In signing this legislation, Ehrlich kept another promise
Sunday, June 1, 2003
Maryland Gov. Robert Ehrlich added another star to his "did what I said I would" column when he signed legislation that would permit the use of marijuana for medical purposes. Approving the measure was controversial, especially among his Republican brethren, and could cause problems down the road for Ehrlich.
The new law sharply reduces the penalty for marijuana possession when the defendant is seeking relief from symptoms of cancer, AIDS and other devastating illnesses. In his supporting comments, the new governor made clear his belief that even those people opposed to marijuana decriminalization differentiate between legalizing the drug and allowing those dying of chronic illnesses to alleviate their pain.
The case has long been made that smoking marijuana can ease the symptoms of serious illnesses such as cancer, HIV or AIDS, multiple sclerosis and Crohn's disease. There is medical testimony showing that use of the controversial drug can help patients who are suffering from nausea hold down food and vital medications.
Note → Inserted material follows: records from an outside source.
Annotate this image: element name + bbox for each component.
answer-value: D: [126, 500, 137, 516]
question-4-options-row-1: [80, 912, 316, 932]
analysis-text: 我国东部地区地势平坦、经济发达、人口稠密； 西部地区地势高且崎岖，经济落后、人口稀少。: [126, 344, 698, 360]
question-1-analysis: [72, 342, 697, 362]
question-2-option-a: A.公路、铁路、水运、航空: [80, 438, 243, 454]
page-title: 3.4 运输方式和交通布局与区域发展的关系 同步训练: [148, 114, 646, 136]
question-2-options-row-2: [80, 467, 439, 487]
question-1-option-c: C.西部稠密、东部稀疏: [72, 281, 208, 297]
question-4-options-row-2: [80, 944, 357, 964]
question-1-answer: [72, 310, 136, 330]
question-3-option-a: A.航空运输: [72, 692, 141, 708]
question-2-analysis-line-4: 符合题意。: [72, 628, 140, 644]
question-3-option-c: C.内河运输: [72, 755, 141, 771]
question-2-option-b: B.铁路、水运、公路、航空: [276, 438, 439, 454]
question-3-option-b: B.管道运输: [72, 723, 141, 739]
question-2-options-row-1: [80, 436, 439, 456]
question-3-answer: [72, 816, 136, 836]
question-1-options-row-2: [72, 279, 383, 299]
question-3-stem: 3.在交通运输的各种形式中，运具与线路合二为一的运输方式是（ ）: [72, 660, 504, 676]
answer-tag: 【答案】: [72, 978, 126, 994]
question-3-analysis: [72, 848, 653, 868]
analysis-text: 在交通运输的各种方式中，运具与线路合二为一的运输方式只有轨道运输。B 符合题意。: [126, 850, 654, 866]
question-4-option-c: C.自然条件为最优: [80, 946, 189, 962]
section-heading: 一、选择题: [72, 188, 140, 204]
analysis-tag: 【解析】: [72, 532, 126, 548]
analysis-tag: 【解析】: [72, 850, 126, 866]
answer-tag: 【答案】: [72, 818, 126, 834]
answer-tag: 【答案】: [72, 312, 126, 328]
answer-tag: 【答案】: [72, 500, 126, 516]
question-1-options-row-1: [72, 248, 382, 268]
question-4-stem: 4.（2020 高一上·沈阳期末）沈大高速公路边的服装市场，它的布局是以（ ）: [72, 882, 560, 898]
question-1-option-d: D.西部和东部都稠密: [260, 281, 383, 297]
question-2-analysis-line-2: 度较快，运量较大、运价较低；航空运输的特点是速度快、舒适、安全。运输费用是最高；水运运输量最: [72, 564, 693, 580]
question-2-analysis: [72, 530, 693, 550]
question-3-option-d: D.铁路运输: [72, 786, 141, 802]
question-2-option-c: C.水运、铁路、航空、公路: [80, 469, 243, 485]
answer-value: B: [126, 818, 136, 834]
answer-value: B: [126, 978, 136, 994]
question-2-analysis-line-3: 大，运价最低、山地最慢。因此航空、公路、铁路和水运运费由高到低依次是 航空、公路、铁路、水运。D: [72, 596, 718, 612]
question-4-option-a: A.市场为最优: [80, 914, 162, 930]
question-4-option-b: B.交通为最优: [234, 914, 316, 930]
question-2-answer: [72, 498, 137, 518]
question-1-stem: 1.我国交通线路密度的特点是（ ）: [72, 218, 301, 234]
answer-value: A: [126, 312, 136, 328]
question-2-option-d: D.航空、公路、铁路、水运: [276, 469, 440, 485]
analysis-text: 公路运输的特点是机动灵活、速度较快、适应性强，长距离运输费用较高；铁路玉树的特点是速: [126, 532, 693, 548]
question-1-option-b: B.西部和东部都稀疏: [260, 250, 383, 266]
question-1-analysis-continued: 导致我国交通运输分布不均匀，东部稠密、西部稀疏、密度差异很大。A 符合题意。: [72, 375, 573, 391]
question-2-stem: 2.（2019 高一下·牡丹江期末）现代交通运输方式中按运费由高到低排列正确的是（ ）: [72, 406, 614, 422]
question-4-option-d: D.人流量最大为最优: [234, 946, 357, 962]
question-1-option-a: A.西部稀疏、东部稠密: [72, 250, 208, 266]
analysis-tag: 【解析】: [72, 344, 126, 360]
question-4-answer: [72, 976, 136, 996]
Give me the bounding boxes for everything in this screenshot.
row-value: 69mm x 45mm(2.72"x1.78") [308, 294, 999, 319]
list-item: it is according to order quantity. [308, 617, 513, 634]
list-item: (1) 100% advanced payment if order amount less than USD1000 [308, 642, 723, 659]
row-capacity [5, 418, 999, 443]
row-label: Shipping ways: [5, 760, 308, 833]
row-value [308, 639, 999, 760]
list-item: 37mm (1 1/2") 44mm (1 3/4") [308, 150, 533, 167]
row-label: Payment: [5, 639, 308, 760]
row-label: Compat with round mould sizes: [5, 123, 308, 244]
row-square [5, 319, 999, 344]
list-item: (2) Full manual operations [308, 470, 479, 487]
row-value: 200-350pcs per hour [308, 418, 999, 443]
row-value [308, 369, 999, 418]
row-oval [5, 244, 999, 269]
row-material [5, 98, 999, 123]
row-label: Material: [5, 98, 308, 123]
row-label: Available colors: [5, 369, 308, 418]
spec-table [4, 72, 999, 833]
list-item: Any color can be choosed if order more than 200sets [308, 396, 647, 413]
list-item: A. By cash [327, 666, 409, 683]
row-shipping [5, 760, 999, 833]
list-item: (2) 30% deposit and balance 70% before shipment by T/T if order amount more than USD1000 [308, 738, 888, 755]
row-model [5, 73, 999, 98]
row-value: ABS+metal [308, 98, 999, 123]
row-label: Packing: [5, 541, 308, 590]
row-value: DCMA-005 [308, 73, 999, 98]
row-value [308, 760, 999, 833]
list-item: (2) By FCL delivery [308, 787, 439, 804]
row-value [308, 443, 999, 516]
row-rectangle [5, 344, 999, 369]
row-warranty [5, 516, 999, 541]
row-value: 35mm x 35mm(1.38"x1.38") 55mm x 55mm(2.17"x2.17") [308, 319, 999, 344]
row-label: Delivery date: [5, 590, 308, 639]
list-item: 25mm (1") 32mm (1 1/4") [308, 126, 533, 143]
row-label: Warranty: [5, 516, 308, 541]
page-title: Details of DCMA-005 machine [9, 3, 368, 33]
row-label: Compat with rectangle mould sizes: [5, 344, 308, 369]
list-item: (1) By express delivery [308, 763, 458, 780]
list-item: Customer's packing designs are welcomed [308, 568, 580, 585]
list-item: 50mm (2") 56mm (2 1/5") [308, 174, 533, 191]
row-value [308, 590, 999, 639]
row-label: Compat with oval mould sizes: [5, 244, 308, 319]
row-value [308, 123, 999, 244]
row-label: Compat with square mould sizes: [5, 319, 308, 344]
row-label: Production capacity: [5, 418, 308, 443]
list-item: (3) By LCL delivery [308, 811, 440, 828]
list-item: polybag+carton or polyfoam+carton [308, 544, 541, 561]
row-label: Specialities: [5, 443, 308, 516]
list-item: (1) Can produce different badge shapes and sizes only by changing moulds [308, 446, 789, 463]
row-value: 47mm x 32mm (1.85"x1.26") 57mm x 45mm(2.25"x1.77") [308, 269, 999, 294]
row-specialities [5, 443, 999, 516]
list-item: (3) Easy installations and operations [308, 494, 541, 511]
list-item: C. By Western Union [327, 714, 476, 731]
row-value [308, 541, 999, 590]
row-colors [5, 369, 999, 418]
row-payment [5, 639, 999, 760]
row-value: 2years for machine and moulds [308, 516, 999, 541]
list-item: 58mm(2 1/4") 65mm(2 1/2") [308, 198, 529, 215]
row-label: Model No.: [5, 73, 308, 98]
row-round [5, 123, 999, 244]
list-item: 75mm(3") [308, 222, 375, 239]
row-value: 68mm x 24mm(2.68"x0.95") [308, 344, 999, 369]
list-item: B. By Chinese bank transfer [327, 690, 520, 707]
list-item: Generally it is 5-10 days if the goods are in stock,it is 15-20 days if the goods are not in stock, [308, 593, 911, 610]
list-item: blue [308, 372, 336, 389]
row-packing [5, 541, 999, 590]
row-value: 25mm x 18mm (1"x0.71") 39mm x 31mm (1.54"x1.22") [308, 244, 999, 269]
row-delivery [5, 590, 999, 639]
In signing the measure, Ehrlich literally stood up to the Bush administration in the person of John P. Walters, the director of the Office of National Drug Control Policy.
Walters has said repeatedly that marijuana is a fraudulent remedy and that those who support medicinal marijuana possess the ultimate motive of legalization.
As President Bush's drug czar, Walters has even asked Congress to cut off federal drug enforcement money to local police in states that permit marijuana for medical purposes. Eight other states -- Alaska, California, Colorado, Hawaii, Maine, Nevada, Oregon and Washington -- have medical marijuana laws.
Walters waged a last-minute campaign to block Ehrlich from signing the measure. He predicted the governor and Maryland General Assembly would actually increase the state's addiction problems through their "cynical, cruel and immoral effort to use the sick and suffering" to legalize marijuana.
The governor and legislators did the right thing. Their decision merely
helps people in need. Those who abuse the drug will still face the proper
penalties. Despite Walters' and others' arguments to the contrary, there
is no slippery-slope analogy to be found on this issue.